Accessed by ferry or seaplane 70 miles from Key West, Dry Tortugas National Park offers the ultimate snorkeling day trip. The crystal-clear aquamarine waters that surround its historic 19th-century fort are filled with abundant colorful fish, queen conch, starfish, living coral and more. And, it’s all directly accessible from a pristine white sand beach. Fort Jefferson also offers snorkel tours with complimentary fins, mask and snorkel provided.
Bahia Honda State Park is home to some of the most popular campsites in the country, just steps away from some of the best snorkeling spots in the Florida Keys, but you don’t have to spend the night to enjoy them. Come anytime to take advantage of the clear shallow waters that make this a great place for beginners who can snorkel right from the beach to view abundant sea life.

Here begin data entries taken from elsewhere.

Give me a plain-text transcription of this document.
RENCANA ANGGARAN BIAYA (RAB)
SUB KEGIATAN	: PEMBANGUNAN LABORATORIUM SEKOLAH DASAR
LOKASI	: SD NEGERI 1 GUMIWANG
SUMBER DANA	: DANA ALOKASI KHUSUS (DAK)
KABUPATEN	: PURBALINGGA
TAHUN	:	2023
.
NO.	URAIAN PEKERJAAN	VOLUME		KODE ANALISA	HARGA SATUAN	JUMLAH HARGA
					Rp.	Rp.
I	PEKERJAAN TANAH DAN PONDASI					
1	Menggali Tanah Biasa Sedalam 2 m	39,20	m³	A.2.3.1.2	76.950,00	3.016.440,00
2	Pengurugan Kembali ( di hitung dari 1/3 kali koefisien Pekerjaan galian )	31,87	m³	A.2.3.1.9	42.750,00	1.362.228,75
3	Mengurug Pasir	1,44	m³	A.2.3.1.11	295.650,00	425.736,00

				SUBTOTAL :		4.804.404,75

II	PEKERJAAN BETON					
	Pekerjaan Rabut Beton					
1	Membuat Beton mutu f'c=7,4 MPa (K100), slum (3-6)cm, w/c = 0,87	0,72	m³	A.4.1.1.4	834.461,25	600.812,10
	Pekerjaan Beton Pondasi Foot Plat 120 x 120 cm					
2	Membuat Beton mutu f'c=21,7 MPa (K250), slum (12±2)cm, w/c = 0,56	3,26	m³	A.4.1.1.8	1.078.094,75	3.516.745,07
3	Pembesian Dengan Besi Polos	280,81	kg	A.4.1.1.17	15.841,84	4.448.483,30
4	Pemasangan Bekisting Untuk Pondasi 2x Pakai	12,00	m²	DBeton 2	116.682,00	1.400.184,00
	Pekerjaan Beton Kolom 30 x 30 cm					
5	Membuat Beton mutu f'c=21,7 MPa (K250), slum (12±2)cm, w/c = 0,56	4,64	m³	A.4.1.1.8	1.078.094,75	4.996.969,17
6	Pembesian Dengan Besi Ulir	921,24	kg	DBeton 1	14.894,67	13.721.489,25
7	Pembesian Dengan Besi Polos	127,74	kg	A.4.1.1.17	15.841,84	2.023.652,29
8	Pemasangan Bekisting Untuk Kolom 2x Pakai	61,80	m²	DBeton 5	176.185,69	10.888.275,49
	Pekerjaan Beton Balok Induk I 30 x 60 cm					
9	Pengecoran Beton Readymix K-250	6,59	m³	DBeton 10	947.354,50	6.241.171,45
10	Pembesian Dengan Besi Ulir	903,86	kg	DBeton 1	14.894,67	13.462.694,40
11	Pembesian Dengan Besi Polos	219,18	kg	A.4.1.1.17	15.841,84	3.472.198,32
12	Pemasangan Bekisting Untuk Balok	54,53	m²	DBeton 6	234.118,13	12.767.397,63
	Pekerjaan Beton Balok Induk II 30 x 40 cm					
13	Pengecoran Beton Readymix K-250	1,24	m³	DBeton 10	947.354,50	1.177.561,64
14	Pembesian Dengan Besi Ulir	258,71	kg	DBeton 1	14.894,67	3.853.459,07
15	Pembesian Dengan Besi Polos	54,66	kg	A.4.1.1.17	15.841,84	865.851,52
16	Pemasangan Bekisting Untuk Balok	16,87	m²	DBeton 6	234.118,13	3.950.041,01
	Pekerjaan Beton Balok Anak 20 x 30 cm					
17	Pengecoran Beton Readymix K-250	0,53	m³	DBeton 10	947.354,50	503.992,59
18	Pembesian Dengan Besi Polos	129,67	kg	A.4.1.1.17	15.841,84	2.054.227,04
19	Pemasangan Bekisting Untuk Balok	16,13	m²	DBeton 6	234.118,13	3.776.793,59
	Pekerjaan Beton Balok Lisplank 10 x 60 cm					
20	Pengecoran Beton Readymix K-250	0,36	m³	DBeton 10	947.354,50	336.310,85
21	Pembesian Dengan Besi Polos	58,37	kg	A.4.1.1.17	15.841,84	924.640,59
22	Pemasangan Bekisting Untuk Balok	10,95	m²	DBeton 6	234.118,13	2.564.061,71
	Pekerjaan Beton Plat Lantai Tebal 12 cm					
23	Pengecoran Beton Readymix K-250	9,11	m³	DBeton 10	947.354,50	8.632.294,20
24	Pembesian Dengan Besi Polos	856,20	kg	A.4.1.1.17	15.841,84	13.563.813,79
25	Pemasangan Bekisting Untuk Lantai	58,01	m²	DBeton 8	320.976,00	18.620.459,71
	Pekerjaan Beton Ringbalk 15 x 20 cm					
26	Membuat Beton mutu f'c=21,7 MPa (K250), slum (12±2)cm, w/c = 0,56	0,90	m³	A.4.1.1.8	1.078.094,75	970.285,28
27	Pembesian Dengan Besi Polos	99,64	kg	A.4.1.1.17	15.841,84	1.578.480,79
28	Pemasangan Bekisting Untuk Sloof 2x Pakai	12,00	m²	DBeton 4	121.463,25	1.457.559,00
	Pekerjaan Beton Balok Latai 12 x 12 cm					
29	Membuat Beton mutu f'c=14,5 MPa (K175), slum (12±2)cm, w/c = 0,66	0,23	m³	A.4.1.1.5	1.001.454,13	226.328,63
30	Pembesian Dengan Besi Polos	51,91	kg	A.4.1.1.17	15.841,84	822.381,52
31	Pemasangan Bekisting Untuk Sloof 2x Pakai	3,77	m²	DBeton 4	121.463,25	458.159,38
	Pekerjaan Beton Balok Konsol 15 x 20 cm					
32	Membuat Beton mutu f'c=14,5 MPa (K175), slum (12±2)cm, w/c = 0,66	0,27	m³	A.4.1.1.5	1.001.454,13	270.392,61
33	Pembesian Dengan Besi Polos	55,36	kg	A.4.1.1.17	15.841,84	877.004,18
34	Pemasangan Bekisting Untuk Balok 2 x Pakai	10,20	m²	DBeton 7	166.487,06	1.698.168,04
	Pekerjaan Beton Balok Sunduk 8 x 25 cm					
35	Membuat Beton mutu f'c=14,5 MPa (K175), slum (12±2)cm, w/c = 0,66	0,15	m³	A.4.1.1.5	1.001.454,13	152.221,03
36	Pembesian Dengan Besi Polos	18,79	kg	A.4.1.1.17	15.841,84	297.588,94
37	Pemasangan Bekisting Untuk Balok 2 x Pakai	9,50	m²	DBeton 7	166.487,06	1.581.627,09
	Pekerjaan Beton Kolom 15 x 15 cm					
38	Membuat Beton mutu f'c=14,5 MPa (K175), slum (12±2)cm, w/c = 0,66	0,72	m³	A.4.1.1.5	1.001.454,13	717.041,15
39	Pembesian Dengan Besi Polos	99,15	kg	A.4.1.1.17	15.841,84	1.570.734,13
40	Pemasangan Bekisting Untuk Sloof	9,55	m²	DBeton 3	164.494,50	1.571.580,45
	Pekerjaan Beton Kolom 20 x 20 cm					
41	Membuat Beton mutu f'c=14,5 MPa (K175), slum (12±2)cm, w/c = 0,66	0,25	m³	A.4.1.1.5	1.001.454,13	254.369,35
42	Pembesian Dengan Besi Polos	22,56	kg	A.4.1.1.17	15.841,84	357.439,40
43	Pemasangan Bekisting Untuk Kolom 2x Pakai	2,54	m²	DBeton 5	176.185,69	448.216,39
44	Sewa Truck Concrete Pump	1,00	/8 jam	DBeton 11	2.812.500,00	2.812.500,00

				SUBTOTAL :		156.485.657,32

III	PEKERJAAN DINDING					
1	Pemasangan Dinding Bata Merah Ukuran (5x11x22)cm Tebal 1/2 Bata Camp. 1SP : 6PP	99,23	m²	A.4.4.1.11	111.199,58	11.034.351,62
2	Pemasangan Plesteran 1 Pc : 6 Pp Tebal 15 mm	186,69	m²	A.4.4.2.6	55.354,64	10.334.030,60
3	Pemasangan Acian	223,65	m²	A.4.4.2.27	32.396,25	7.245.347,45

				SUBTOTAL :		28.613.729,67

Biscayne National Park is made up of just 5 percent land, which includes 40 small barrier coral reef islands and a mangrove shoreline. Its coral reef houses some of the most extensive life-forms you might ever witness. To access snorkeling here you’ll have to have a boat or join a tour. Boats leaving from the jetty at the visitor center will bring you to the reefs, vibrantly colored fish and shipwrecks off of Elliott Key, an island in the park, but the reward is well worth the effort.
The most popular snorkeling spot in Key West for decades, the rocky bottom and rock formations offshore at Fort Zachary Taylor attract lots of tropical fish. It’s a great place to snorkel right from shore with the crystal-clear water like glass. Discover everything from parrotfish and schools of yellowtail snapper to lobster and a variety of hard and soft corals. There are plenty of other activities in the park to enjoy as well, including guided tours of the fort and nature trails to walk.

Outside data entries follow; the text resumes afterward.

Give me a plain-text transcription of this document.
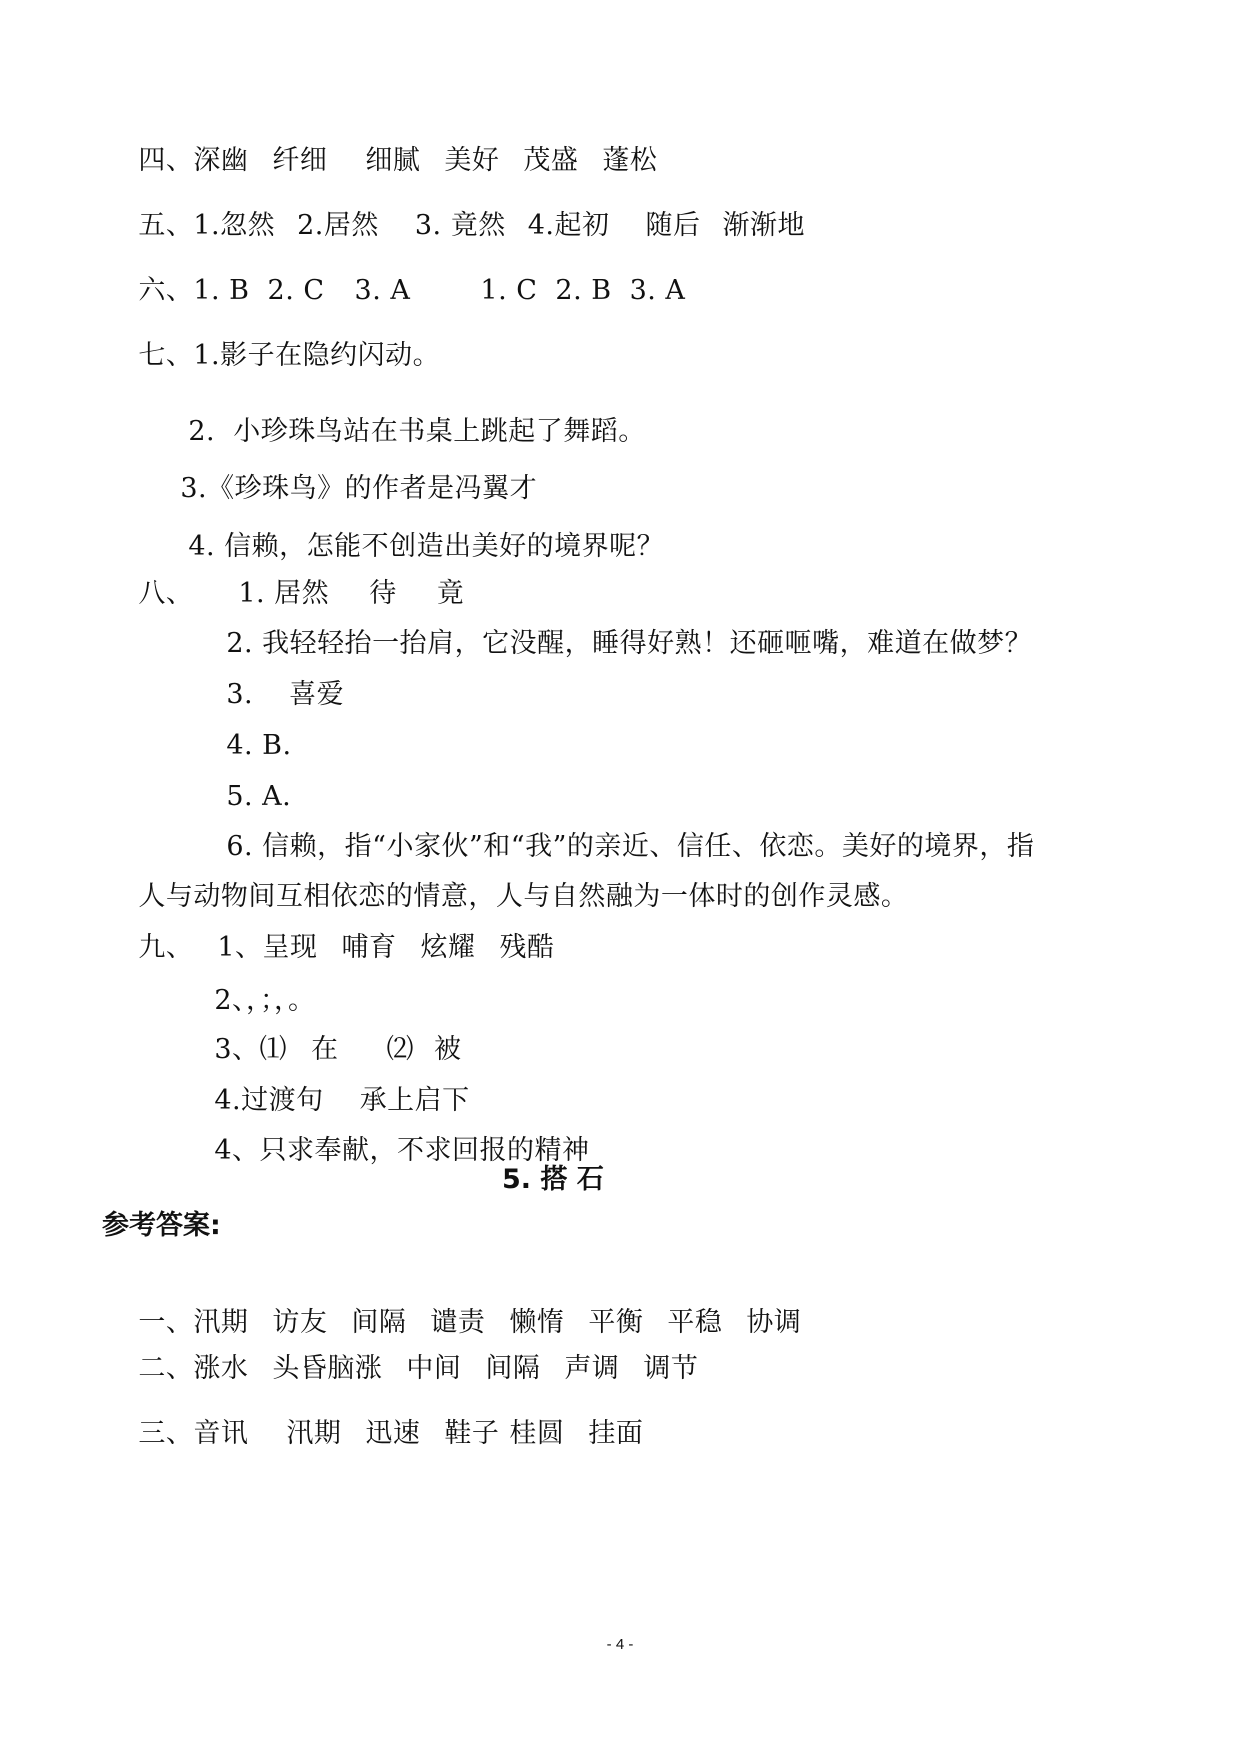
四、深幽 纤细 细腻 美好 茂盛 蓬松

五、1.忽然 2.居然 3. 竟然 4.起初 随后 渐渐地

六、1. B 2. C 3. A	1. C 2. B 3. A

七、1.影子在隐约闪动。

2.  小珍珠鸟站在书桌上跳起了舞蹈。

3.《珍珠鸟》的作者是冯翼才

4. 信赖，怎能不创造出美好的境界呢？

八、 1. 居然 待 竟

2. 我轻轻抬一抬肩，它没醒，睡得好熟！还砸咂嘴，难道在做梦？

3. 喜爱

4. B.

5. A.

6. 信赖，指“小家伙”和“我”的亲近、信任、依恋。美好的境界，指

人与动物间互相依恋的情意，人与自然融为一体时的创作灵感。

九、 1、呈现 哺育 炫耀 残酷

2、，；，。

3、⑴ 在 ⑵ 被

4.过渡句 承上启下

4、只求奉献，不求回报的精神

5. 搭 石
参考答案:

一、汛期 访友 间隔 谴责 懒惰 平衡 平稳 协调

二、涨水 头昏脑涨 中间 间隔 声调 调节

三、音讯 汛期 迅速 鞋子 桂圆 挂面

- 4 -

Sombrero Reef is considered the very best reef in The Keys. The shallow area ranges from two feet to a depth of 30 feet and spans 30 acres, while its arch is a vast limestone structure decorated with numerous colorful stony and gorgonian coral and sea sponges, along with neon gobies, grunt and snapper. The clarity of the crystalline turquoise water is amazing on most days, making it easy to see this spectacular underwater world. To reach it, you’ll need to join a boat from the Marathon area on Vaca Key.
The Looe Key Sanctuary Preservation Area (SPA) sits about eight nautical miles southwest of Bahia Honda State Park on Big Pine Key. Visitors to the park can join a tour to reach the impressive diversity of fish that congregate here. On the reef crest, view butterflyfish and grunts, and to the north, surgeonfish and parrotfish. Atop the reef, you can often see jacks and barracudas swimming about.

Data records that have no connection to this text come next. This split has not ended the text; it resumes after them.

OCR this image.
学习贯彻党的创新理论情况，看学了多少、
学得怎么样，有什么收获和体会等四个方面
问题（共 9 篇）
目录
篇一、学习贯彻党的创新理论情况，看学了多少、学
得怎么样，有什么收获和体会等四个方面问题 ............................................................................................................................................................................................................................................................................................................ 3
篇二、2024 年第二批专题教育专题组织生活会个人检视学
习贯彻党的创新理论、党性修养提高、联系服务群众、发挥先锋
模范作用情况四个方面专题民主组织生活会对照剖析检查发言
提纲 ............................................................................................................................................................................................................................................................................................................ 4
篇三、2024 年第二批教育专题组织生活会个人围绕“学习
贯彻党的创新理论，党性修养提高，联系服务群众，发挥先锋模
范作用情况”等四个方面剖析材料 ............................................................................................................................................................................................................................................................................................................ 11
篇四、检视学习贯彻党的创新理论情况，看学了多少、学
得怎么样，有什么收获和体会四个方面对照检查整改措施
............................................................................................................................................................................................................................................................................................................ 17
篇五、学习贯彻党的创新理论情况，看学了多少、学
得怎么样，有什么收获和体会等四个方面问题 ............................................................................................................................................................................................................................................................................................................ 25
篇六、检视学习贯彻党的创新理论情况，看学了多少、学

If you’re looking for a place to snorkel along the scenic Overseas Highway, at mile 67.5 in Long Key State Park you’ll find exceptional flat shallow waters to enjoy just offshore. There’s also a scenic nature trail with shady trees that traverses through a variety of ecosystems, including some beautiful deserted beaches while offering the opportunity to watch for all sorts of shorebirds.
Historic Alligator Reef Lighthouse is a three-mile charter boat trip away from Islamorada and offers the perfect place for snorkelers to discover all sorts of marine life, including parrotfish, barracuda, rays and sea turtles. The main snorkeling ground is right beneath the lighthouse, with its steel foundations serving as the home for so many tropical fish, you might think you’re swimming inside of an aquarium. Unlike some of the reefs nearer to shore, that tends to have cloudier green water with lower visibility, this area experiences a constant flow of strikingly clear blue water for outstanding visibility.
For those who stay visit Islamorada, Cheeca Rocks is another great snorkeling option. One of the favorites among snorkelers in the Florida Keys. The patch reef is about halfway between the keys and the barrier reef, bringing the opportunity to marvel at many different types of fish, green eels and occasionally a sea turtle too. You’re likely to encounter schools of grunts, all sorts of beautiful angelfish, wrasse and parrotfish. The coral reefs thrive here with abundant fire, star and brain corals, as well as spectacular sea fans that some of the smaller reef fish use to hide.